I have been moving (hate it, but that ‘s not the point of this post!)
A few weeks ago (during the week I was getting stuff out of the one place another), I had a conversation about being willing to accept help from others / that we all need each other. This is a fair point to aim in my direction. I definitely don’t find it easy to ask for help, and if I once ask for help from someone and get turned down it’s doubly unlikely that I’ll ask again. I have a pretty strong sense that there are certain things I need to do all by myself, and sometimes I even feels that asking for help is wrong.

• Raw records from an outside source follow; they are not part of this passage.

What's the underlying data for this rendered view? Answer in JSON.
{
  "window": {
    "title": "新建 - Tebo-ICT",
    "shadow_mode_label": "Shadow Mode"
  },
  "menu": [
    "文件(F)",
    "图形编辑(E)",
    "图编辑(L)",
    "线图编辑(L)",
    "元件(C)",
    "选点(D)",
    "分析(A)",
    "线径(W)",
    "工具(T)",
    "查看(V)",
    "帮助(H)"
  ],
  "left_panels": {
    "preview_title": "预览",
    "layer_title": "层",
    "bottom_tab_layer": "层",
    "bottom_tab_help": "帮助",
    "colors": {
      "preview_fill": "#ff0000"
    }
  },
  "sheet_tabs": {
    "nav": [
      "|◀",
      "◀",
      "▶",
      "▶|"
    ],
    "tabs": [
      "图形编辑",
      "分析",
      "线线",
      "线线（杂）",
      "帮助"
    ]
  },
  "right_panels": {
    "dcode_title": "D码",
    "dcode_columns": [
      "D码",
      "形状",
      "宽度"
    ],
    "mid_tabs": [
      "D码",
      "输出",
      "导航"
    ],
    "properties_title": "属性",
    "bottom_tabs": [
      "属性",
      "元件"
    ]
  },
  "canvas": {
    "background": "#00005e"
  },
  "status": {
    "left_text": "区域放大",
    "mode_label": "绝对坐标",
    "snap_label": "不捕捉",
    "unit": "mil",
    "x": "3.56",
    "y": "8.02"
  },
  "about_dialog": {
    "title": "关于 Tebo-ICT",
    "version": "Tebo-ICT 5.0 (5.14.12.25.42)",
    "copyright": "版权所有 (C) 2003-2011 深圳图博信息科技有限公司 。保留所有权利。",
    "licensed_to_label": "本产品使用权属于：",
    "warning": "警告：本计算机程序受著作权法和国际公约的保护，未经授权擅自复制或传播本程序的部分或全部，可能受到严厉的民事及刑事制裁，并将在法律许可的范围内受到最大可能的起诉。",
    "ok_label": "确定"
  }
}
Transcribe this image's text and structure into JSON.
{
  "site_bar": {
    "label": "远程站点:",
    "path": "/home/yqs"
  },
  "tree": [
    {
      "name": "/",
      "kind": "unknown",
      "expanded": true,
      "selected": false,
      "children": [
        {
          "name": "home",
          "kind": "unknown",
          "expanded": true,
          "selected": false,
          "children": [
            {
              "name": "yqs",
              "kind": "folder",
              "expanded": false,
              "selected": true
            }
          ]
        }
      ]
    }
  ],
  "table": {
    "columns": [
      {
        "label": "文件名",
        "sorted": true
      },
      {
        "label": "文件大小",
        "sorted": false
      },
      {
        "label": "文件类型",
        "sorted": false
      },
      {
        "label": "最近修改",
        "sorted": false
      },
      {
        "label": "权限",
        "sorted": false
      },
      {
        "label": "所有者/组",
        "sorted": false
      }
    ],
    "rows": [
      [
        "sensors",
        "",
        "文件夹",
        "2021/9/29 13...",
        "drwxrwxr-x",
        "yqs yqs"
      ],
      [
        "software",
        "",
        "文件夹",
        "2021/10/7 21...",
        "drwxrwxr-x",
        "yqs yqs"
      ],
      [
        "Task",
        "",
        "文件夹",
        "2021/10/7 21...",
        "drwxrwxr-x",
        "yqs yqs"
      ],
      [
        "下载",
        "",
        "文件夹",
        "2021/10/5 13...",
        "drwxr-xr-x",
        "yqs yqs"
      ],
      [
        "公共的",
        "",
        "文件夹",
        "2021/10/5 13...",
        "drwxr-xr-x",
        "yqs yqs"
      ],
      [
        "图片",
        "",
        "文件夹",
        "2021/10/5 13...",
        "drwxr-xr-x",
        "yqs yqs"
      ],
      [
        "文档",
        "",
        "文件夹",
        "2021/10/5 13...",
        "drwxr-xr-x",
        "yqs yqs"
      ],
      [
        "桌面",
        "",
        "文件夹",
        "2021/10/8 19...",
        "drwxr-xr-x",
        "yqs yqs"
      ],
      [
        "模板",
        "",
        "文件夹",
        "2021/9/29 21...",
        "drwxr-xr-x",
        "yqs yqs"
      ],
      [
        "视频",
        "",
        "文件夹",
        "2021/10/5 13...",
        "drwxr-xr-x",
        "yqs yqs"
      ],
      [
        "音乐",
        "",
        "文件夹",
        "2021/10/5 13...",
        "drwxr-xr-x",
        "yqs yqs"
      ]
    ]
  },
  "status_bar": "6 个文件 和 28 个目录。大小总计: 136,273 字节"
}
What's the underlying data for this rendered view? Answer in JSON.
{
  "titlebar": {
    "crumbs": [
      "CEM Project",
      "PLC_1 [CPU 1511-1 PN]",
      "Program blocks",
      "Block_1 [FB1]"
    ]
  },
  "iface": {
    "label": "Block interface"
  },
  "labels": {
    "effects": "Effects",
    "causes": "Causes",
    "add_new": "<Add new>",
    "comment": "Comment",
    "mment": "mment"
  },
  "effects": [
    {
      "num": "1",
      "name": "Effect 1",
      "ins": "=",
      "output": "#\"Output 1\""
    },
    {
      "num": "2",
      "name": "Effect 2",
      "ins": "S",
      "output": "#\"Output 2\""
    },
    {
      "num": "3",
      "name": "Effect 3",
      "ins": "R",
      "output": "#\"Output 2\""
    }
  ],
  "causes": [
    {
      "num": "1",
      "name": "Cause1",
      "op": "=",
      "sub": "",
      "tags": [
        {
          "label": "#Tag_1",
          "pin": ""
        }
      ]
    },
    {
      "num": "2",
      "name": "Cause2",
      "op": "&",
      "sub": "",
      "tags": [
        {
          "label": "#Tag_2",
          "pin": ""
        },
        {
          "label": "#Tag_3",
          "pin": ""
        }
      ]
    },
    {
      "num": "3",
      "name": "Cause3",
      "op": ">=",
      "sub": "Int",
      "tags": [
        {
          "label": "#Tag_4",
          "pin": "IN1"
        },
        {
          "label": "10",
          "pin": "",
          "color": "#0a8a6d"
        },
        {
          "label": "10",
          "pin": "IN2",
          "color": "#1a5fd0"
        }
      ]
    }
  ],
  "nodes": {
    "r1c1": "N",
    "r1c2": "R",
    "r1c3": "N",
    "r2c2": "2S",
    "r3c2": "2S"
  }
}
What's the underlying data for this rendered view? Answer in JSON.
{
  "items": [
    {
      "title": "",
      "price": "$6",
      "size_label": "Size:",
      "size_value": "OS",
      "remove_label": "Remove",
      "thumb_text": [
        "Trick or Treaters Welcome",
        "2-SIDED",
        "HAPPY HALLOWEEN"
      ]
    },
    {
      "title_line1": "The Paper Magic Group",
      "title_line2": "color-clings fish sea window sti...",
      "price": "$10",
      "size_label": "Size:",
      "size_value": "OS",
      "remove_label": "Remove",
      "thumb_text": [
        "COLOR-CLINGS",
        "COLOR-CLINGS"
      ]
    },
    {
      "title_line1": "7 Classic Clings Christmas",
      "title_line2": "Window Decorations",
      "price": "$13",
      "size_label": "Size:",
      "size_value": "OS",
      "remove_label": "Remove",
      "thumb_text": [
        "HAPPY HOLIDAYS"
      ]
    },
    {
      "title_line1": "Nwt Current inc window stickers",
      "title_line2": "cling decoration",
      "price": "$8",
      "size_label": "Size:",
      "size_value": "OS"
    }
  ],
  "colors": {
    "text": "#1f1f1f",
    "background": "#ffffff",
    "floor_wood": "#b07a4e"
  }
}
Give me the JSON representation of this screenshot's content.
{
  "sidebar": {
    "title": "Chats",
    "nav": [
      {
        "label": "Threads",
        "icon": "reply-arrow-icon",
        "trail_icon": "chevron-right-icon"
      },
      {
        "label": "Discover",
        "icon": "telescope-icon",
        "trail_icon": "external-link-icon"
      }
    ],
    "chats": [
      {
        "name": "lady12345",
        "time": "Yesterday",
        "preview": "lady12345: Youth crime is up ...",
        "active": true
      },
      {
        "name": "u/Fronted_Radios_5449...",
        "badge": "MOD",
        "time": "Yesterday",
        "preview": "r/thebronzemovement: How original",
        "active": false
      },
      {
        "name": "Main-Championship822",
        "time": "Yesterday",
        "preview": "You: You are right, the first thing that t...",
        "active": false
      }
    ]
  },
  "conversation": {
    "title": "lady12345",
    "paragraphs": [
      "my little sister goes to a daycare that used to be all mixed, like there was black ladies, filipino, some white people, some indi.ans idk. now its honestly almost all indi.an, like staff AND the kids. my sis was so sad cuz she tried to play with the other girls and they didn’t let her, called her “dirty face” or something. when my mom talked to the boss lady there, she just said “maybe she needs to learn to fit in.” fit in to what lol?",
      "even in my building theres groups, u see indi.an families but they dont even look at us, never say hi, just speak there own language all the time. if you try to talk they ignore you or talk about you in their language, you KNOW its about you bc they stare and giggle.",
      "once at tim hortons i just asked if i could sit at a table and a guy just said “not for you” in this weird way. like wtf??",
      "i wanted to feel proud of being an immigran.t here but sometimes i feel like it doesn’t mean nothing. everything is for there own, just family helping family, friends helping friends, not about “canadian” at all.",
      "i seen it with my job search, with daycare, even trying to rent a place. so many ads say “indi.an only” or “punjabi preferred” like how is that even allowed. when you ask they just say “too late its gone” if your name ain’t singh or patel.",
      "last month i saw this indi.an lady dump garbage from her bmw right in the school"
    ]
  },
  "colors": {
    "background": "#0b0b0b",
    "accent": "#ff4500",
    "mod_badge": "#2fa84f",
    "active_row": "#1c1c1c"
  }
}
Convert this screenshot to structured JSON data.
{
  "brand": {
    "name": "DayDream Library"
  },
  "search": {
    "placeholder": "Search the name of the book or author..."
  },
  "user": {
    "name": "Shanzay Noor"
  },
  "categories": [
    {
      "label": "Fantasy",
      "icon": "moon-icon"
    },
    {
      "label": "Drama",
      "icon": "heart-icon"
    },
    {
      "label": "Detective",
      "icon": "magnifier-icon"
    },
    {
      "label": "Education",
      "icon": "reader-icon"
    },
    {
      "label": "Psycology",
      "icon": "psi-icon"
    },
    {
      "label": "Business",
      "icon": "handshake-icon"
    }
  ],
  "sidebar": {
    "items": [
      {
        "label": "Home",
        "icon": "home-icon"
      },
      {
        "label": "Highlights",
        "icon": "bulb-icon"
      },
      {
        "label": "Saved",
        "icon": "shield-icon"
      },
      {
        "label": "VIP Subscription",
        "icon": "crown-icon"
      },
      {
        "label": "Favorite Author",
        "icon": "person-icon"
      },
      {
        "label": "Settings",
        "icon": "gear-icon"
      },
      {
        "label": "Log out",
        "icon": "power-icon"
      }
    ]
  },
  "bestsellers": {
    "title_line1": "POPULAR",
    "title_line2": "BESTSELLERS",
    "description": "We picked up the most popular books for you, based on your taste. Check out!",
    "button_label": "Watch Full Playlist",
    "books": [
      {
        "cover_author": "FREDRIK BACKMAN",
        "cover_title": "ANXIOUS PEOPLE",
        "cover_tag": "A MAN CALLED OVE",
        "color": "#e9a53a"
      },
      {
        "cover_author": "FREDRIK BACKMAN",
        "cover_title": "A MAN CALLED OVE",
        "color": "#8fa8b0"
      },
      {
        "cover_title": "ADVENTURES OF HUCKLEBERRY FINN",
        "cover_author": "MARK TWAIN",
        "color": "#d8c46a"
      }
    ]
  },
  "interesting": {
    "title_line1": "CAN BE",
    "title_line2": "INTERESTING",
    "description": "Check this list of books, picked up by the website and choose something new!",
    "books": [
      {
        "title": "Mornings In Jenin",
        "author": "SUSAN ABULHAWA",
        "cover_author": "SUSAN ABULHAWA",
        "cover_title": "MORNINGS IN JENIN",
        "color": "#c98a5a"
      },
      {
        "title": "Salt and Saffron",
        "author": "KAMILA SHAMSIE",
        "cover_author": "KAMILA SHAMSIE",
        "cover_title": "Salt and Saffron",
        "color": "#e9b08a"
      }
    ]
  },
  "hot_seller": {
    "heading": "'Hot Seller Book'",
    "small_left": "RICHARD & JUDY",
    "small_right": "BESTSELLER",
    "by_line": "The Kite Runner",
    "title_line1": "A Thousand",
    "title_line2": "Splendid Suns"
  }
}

At the same time I had a friend who was hospitalized (in the psych ward). Having had my own struggles with depression, this is the kind of situation where I have a fairly strong sense of “there but by the grace of God go I,” and spending days in a hospital ward sounds pretty miserable to me. So visiting when I could seemed the only right thing to do. But when I was heading out to visit him the first time, the same person who was all “you need to be more open and the let people kelp you more!” in the previously mentioned conversation seemed a bit dubious that I was spending time doing this during the move (never mind that I also needed a break from the misery of moving). I was told that I might “need to take care of yourself first.”
This is actually a kind person, who I have seen be quite supportive of others, and this set of conversations floored me. I have several thoughts (mostly in the form of questions) as the result:
How can I expect help from others if I have no willingness to put out any effort for them?
Kindness may can be hard (although it really wasn’t for me, in this particular situation), but what’s the point of the rest of life’s events and activities without it?
Only helping others when it is convenient is another form of isolation, just like not asking anyone for help.
Some of the common, glibly uttered thoughts about maintaining equilibrium and mental health are actually kind of messed up.